2. Faith and music. These were in his genes. Faith and music were his passions. His family and his first rector of the minor seminary were musicians. His mother had taught him: music and faith. These were Michael’s two wings which kept him going through the crisis of life. With regard to his love for music some of you recall the Dutch Medley Michael and I presented at the Follies last February. You all saw Michael’s passion for singing.
3. Thirdly and most importantly, Father Michael was a true son of Father Dehon. He and I often talked about the Founder. When I was trying to cope with a particular challenge: he would tell me to pray to Father Dehon and ask him what he would do. This always helped me and gave me a new perspective on things and life in the seminary.

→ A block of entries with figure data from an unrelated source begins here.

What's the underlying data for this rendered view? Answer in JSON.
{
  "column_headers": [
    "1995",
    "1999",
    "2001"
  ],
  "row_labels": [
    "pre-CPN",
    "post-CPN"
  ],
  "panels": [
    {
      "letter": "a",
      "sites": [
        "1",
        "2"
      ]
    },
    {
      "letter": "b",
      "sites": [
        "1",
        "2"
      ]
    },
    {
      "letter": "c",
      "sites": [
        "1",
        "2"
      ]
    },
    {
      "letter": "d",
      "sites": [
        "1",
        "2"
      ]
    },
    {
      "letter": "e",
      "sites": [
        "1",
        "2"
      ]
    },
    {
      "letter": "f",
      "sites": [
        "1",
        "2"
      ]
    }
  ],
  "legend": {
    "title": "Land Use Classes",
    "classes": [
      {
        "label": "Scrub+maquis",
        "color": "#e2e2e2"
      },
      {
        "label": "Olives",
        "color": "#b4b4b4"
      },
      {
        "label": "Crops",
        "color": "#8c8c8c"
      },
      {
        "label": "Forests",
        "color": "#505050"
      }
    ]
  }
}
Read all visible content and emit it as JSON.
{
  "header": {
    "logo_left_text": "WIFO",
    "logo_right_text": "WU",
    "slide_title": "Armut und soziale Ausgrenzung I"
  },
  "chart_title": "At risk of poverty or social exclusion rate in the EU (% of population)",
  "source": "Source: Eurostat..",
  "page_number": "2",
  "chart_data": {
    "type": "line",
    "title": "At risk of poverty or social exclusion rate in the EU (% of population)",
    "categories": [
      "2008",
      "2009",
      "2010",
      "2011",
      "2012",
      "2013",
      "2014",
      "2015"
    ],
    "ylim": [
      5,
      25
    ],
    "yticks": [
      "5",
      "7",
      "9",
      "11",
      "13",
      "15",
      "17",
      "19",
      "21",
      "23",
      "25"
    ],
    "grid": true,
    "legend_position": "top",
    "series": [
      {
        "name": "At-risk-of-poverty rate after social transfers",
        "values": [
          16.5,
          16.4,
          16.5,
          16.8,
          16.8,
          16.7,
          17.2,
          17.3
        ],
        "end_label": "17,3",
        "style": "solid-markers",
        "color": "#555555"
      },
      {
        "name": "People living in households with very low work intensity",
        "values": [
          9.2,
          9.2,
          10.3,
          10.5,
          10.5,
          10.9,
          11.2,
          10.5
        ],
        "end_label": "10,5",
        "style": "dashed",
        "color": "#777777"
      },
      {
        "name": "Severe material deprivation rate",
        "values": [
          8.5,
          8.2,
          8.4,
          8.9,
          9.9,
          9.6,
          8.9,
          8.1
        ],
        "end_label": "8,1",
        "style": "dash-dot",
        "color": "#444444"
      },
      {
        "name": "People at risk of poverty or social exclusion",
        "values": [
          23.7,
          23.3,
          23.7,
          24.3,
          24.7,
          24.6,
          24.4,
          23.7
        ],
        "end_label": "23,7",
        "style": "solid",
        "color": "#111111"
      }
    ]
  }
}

During his first stay at St. Luke’s after his stroke, I was visiting Michael at the rehabilitation unit. He was in good spirits. His physical therapy seemed to be progressing well. Together we sang the Salve Regina. It lifted up his spirit. He then told me that his life on earth was coming to an end. He hoped that it would not take too long. He thanked me and all the SCJ and his family and friends. As our conversation progressed, he stated that he was ready to let go. It was his ultimate act of oblation. He was truly a man of oblation, which is a part the life of an SCJ. Oblation means to live in union with God in surrender and abandonment (abandon): availability (disponibilite) to the desires of the Heart of Christ. He lived out of the conviction that nothing can separate us from the love of Christ. “Who can ever come between us and the love of Christ?” (Romans 8)
Michael has returned to the House of the Father. I imagine that he is in joyful conversation with his parents, his friends, and especially Mother Theresa. I imagine that he will ask Mother Teresa a lot of questions about her experience with the dark night of the soul. I always suspected that Michael at times had his own struggles with the dark night of the soul. His response to this experience was one of oblation. For him the trial of the dark night is ended and he sees God now face to face.
Let me conclude this homily with a little prayer of farewell, which I rehearsed a few times with tears in my eyes.
Joop, rust in vrede.
Tot ziens en bedankt voor alles, voor je vriendshap.
Michael, may you now sing God’s love with the choirs of heaven for all eternity.